A mum before any of my friends, I didn’t even know breastfeeding problems were a thing until right after my delivery, when a nurse ogled my breasts and pronounced them unfit for nursing. I had been a mum for less than 2 hours, and already I was (pardon the pun) sucking at it. We got lactation help in the hospital, and despite my less-than-perfect inverted nipples, and it seemed like my daughter was eating.
But when we got home, it all went to hell. She refused to latch, and cried every time I put her at my breast. I pumped and fed her via a finger feeder so she wouldn’t get used to a bottle. But the feeder tubes -- really hard for one person to operate -- kept breaking, the latch was still not happening, and my husband/feeding assistant was going back to work. I never knew if I should leave my breasts full, or if I would end up needing to pump as she screamed in hunger. I read everything I could, but I just couldn’t get nursing to work. More than $1000 in private lactation assistance help didn’t help either. I dreaded feeding time -- which happened every 2 hours -- so I spent the majority of my day in a dark cloud.
So I gave up. Sort of. I pumped exclusively and bottle-fed until soon after I went to work, announcing in preemptive defensiveness to anyone that would listen that it was breast milk, not formula, in the bottle. Then, sick of lugging the pump everywhere and trying to cram pumping between meetings, I switched to formula.

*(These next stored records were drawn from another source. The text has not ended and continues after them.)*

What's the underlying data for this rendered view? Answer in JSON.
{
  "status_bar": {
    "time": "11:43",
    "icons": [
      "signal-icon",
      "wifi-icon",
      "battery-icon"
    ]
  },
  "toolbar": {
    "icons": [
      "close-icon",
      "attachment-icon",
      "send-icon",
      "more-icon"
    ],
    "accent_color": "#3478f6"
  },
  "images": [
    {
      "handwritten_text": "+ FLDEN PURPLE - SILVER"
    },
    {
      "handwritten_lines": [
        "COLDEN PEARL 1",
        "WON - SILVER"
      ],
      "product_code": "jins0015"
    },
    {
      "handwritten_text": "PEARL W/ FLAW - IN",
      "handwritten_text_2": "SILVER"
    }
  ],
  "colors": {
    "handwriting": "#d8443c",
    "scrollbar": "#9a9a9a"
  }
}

I had failed at nursing, and so that must mean I was failing at being a mum. I plodded along through the first year but doubted every decision, and began to view even my emergency C-section as a fail.
I took a job at a parenting publication just as social media was exploding, and saw all my private fears confirmed as breastfeeding zealots found a platform to crow that problems like low supply weren’t real, bad latch could be fixed, nursing shouldn’t hurt and formula was poison. What were they hoping to accomplish? Shame is not breastfeeding support. Often, the spewing was offered in the spirit of “education,” but sometimes the facts flew in the face of what I and other people I knew had experienced.